Alors j'ai choisi Harry Potter 5, parce que c'est un joli pavé. J'avais dans mes souvenirs qui commençaient à dater, l'impression qu'il y avait dans ce livre une multitude de détails, et je gardais le sentiment d'avoir vraiment tout partagé de la vie d'Harry Potter, et surtout son quotidien. Et c'est là ce qui m'intéressait: la trame globale d'Harry Potter, je la connais par coeur. J'ai lu les livres bien des fois, vu les films encore plus de fois certainement; bref, les grandes lignes n'ont rien d'exaltantes dans une relecture de la saga. Ce que je voulais, c'était l'armée d'infimes détails siégés dans Harry Potter et l'Ordre du Phénix. Autant le dire tout de suite, je ne fus pas déçu. Enfin, par honnêteté je dois bien dire que rien dans ma lecture ne fut objectif, et qu'à mon sens il y aurait bien pu y avoir des centaines de défauts que je n'y aurais rien vu, parce que c'est Harry Potter! Tous les fondements de ma jeunesse! Et ça, c 'est drôlement mystifié chez moi.

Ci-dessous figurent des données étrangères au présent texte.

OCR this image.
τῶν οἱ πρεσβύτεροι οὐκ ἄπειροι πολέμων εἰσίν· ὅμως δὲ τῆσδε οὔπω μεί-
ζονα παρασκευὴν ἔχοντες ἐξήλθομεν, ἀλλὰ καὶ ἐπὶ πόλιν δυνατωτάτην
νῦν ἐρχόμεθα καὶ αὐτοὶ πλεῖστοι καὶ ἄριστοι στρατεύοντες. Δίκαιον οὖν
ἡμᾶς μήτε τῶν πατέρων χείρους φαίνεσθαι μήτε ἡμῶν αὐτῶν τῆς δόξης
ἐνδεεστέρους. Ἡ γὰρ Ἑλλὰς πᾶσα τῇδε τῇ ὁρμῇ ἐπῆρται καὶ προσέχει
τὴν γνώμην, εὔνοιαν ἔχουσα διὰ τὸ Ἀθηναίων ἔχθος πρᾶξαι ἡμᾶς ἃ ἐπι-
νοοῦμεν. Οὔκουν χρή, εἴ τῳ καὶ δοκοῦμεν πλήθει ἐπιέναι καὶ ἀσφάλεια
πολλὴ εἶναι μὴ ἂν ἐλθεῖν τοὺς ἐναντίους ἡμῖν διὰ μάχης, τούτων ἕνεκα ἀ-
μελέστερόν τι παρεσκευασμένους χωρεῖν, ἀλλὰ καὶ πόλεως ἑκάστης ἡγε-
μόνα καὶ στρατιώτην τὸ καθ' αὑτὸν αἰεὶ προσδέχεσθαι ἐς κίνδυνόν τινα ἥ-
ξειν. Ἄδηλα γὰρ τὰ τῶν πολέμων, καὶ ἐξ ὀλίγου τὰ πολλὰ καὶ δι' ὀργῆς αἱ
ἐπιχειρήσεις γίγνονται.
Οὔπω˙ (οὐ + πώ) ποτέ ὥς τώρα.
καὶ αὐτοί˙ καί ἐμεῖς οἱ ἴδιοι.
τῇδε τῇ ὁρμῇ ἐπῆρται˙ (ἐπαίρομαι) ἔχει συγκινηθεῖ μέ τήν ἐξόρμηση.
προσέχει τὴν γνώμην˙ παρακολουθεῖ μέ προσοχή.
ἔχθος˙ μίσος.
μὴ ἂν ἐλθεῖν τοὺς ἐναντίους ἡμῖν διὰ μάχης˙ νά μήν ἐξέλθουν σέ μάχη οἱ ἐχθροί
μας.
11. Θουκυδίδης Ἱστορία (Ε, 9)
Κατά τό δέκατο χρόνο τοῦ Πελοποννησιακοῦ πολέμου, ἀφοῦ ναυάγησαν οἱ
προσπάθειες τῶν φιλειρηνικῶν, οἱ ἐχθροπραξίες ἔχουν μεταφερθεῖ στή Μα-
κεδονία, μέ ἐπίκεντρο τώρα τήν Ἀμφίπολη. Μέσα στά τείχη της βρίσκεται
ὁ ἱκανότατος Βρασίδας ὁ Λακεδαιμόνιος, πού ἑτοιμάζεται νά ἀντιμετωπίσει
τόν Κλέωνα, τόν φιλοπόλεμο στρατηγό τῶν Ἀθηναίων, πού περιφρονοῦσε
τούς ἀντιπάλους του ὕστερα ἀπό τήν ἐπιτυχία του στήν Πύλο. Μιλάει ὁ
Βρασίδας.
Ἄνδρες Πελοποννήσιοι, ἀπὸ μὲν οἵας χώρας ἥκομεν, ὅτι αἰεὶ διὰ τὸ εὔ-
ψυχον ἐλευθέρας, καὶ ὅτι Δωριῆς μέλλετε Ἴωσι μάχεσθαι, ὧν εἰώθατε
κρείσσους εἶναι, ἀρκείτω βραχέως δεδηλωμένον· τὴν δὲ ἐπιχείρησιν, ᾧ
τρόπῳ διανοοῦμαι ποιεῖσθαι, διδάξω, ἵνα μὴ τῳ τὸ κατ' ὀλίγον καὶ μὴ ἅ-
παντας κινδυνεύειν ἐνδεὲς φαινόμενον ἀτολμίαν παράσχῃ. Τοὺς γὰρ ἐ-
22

Le point fondamental, je crois, est l'aspect glissant de ce tome, dans le sens où sa plus grande force d'après certains lecteurs est le fléau du livre chez d'autres. Et comme je l'ai dit plus haut, tout tient là: le détail. Depuis le tome 1, la saga n'a cessé de monter en puissance et de quitter peu à peu l'univers douillet et gentiment héroïque des premiers tomes. La magie s'est assombrie, de même que les perspectives d'Harry, toujours sanctionnées par l'image éternelle et sinistre de Voldemort, véritable némésis indissociable de Harry. On est donc arrivé au tome 4, assez épuisant et riche finissant en véritable apogée de l'action. Et là, Rowling prend donc une pause. Elle prend une pause car elle a conscience que le lecteur doit renouer avec un quotidien plus calme de Harry à Poudlard, dont on s'était éloigné sans s'en rendre compte. Elle a conscience que ce tome doit être idéal et patient, puisqu'il est le premier arc d'une triade finale fatalement sombre (c'est graduel jusqu'au dernier tome...). Ainsi, elle prend son temps et dépeint une atmosphère tout en maelström, tourbillonnant autour du duo Potter/Voldemort. Elle installe un décor qui bascule petit à petit et qui présage les sombres tournants que prendra la saga. Alors, c'est sûr, il est peut-être difficile pour quelqu'un prenant Harry Potter avec modération, de profiter pleinement du tome. Effectivement, il est vrai que la bonne première moitié du livre n'est pas virevoltante d'action. Elle est pourtant si belle qu'il serait dommage d'être rebuté par ces aspects. Rowling travaille ses personnages, et nous nous y attachons plus encore qu'auparavant. Cela a pour résultat une immersion sans précédent dans l'univers d'Harry Potter. On sourit beaucoup, mais on vit également la fatigue de Harry face à cette année emplie de difficultés. On vit par ses obsessions (ses cauchemars récurrents), par ses surprises (Cho Chang!), ses plaisirs (les moments passés avec Ron et Hermione, ou avec l'AD), ses colères (Rogue, Malefoy)... Il y a dans ce livre bien des facettes, si bien qu'en le relisant, j'eus l'impression de le lire pour la première fois. Et ça, ce fut vraiment une des plus belles choses qu'on pouvait me donner!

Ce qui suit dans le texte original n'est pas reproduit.